Eu acho que a gente está num momento de discutir mais e tirar esse assunto, cada vez mais, de dentro do campo do tabu. É o momento em que a esquerda também tem uma tarefa importante de não negociar esses direitos. Novamente, reforçando que lutar pela legalização do aborto não é uma tarefa apenas das mulheres e dos movimentos feministas. É uma tarefa de toda a esquerda. Então a gente precisa estar mostrando que essa é uma questão de saúde pública. A gente precisa qualificar a nossa discussão e perder o medo de falar sobre isso.
Como é o processo da realização do aborto legal no estado do Ceará? Quais caminhos uma pessoa vítima de estupro, por exemplo, deve fazer para conseguir fazer esse procedimento?
A gente tem um processo muito crítico no nosso estado. A realidade que eu conheço melhor é a realidade de Fortaleza, e em Fortaleza a gente tem dois hospitais que são instituições de referência a serem procurados por vítimas de violência sexual, a Maternidade Escola e o Gonzaguinha de Messejana.
Lembrando que, em um processo de violência sexual, o primeiro serviço que deve ser procurado é o serviço de saúde e este serviço de saúde não está submetido a um Boletim de Ocorrência, isso precisa ser dito porque a gente sabe que esse assunto existe muita falta de transparência e muita falta de informação qualificada, publicizada, informações objetivas, e muitas vezes as pessoas ficam, ainda mais quando você é vítima de violência como a essa, a sensação de não saber o que fazer pode ser bem presente.
O Gonzaguinha de Messejana está sendo fechado para reforma. O hospital vai ser demolido, isso é uma definição da Prefeitura e isso está movimentando uma série de setores porque, de longe, é o hospital que mais tem fluxo para atendimentos, a maternidade que atende ali a grande Messejana. Então a gente sabe que o fechamento do hospital vai impactar muito a vida dessas mulheres. São serviços muito importantes que são atendidos ali e, especificamente, para o aborto legal isso vai gerar algo muito forte, muito pesado na nossa cidade, porque a gente tem apenas dois hospitais de referência, o de grande porte é o Gonzaguinha de Messejana. Desativando esse serviço no Gonzaguinha de Messejana a gente só vai ter um hospital de referência que é a Maternidade Escola.
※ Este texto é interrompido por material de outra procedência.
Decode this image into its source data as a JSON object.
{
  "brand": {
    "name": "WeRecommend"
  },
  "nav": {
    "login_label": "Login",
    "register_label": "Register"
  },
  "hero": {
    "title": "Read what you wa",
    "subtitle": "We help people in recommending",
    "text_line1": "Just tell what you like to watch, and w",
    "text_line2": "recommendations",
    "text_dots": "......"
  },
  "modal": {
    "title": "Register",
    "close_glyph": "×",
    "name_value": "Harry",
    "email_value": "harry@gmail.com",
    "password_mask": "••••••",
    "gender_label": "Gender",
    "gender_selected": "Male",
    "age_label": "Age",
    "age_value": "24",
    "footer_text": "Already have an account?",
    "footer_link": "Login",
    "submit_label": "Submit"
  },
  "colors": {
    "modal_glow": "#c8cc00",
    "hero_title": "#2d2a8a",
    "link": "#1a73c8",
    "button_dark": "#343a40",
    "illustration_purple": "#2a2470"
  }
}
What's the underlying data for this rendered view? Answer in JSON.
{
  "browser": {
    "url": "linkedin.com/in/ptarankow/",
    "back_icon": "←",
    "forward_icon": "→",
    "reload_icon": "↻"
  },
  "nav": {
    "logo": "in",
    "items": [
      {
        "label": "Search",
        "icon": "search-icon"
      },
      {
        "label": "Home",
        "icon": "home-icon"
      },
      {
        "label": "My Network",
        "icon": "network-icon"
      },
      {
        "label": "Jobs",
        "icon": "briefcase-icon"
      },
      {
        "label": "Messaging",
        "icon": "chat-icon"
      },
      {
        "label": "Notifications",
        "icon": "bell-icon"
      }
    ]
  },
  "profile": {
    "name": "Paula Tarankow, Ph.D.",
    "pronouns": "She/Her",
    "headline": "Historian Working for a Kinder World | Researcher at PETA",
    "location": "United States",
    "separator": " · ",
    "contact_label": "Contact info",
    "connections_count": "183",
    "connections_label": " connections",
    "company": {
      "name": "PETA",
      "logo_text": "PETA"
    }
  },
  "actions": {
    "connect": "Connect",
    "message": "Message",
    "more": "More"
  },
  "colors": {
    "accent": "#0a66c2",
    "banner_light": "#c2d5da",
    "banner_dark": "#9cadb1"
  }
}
Mas também existe um processo que está acontecendo de mobilização, existe um processo que está acontecendo de definição sobre para aonde vão esses serviços, algumas mobilizações que estão acontecendo para tentar negociar, garantir, minimizar os danos desse fechamento para que não seja algo tão drástico na vida das mulheres.
Quais os caminhos para a descriminalização do aborto de gestação? E como a população pode contribuir para essa descriminalização?
Os caminhos para a gente descriminalizar ainda estão dentro do campo de retirar a discussão sobre aborto, arrancar essa discussão sobre aborto de dentro do campo conservador, de dentro do campo fundamentalista, do tabu, trazer essa discussão para perto das mulheres. A gente sabe que o aborto é realizado historicamente na vida das pessoas, da humanidade e a gente não aceita que isso seja colocado cada vez mais destro desses campos.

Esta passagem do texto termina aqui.